The column petered out after that because the Base Commander, Rear Admiral Robert Reiman insisted that he edit (read “censor”) the controversial column in advance of printing. That killed my spirit. I stopped writing. The editor of HNN began receiving letters asking what had happened to SN Jonathan Swift’s column. Frank responded that Swift had been very busy lately. “Like many creative talents, he is extremely sensitive and moody.” He asked readers to be patient and hope that Swift would again be inspired to offer more insights.
Swift’s final effort came in the winter of 1986, after a prolonged period of silence. There was an event that, admiral or no admiral, Swift could not let pass un-satirized. Two politically controversial foreign activities conducted by the Reagan administration: the arming of Nicaraguan “freedom fighters” (the Contras) after Congress had banned such aid, and the selling of weapons to the government of Iran in order to secure the release of U.S. citizens held hostage in Lebanon. Press reports on the Iranian operation in November 1986 had linked the two activities, when a Justice Department review turned up evidence that millions of dollars in profits from the sale of arms to Iran had been diverted to fund the Contra rebels. The revelations mushroomed into the greatest U.S. political scandal since Watergate, raising constitutional, legal, and ethical issues concerning the congressional role in foreign policy and the conduct of administration officials.

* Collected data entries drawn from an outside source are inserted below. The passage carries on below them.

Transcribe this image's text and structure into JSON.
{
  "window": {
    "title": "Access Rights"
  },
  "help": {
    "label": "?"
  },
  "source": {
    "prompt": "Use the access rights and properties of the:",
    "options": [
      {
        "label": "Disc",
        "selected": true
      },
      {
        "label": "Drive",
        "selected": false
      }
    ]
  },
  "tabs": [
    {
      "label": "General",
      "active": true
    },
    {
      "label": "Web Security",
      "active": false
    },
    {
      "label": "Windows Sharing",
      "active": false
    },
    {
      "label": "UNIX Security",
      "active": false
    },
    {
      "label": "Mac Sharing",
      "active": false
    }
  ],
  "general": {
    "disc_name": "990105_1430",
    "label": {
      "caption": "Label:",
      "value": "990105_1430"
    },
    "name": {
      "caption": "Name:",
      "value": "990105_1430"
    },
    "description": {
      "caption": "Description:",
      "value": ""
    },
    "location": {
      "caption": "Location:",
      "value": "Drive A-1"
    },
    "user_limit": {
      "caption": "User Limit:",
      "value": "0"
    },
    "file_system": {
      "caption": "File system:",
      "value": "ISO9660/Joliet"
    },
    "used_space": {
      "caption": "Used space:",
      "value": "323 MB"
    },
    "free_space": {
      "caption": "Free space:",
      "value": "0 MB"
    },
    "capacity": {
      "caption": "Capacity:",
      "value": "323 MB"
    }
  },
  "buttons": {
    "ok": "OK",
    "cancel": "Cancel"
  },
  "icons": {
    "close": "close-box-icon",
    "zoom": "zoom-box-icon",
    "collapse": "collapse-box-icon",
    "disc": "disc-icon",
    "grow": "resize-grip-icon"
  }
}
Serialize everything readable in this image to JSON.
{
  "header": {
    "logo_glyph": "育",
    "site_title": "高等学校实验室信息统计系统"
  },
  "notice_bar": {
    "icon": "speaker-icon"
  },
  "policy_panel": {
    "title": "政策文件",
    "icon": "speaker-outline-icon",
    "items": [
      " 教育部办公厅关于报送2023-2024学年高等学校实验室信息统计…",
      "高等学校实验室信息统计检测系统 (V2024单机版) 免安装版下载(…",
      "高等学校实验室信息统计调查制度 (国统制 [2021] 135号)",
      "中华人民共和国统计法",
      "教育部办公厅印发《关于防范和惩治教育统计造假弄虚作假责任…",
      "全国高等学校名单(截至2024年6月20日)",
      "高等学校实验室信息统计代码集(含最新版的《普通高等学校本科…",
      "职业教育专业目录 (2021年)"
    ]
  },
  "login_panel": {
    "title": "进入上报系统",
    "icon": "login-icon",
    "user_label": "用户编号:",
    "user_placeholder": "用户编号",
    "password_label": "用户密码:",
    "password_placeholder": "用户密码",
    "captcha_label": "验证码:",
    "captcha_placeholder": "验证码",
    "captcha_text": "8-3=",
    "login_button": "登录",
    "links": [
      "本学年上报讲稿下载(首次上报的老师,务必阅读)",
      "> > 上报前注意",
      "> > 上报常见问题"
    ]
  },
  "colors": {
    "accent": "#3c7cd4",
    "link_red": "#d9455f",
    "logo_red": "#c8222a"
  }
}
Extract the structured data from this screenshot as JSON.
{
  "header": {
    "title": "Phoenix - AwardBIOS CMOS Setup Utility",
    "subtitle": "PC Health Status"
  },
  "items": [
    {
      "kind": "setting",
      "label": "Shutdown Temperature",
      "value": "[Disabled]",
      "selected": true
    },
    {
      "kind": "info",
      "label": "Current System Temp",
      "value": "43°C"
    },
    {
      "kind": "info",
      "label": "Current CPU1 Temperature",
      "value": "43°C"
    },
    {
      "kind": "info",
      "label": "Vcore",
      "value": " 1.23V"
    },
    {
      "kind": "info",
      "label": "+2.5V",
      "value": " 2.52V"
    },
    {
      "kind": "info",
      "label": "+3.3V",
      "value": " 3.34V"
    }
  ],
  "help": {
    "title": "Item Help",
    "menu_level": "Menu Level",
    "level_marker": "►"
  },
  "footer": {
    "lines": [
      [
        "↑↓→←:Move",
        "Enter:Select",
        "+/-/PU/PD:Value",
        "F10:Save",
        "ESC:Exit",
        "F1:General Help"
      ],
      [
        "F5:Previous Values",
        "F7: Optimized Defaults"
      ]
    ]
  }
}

Seaman Jonathan Swift dealt with the Iran Contra Scandal by confessing his part in it to a reporter in an interview. Unfortunately, Rear Admiral Reimann censored the draft column so heavily that it was not worth the effort to rewrite it into something coherent and still funny. I admit I did cross the line for what an officer and a gentleman should say; however, this was lowly Seaman Swift writing!
Swift claimed in the interview that he had run the coffee mess for the National Security Council. To please his superiors, Swift had dealt directly with Juan Valdez because Major Ollie North and Admiral Poindexter wanted the ‘reecheest’ kind of mountain grown coffee. Juan’s burro trains of Colombian coffee had to pass through Nicaragua en route to Washington. Because of the fighting there, Juan literally lost his ass (RADM Reimann thought that in bad taste). Swift bought and sold arms from moderate Iranians to aid Juan and free hostages in Lebanon. The reporter interviewing Swift asked how Swift knew which Iranians were “moderate.” Swift replied that you could tell by their faces. For example, everyone would agree that the “Ayatollah was fully Shiite” (RADM Reimann thought that in bad taste). As you could tell by looking at him, he was “Shiite-faced” (RADM Reimann thought that in bad taste). I gave up writing the column entirely after that.
Alas, SeamanJonathan Swift had died!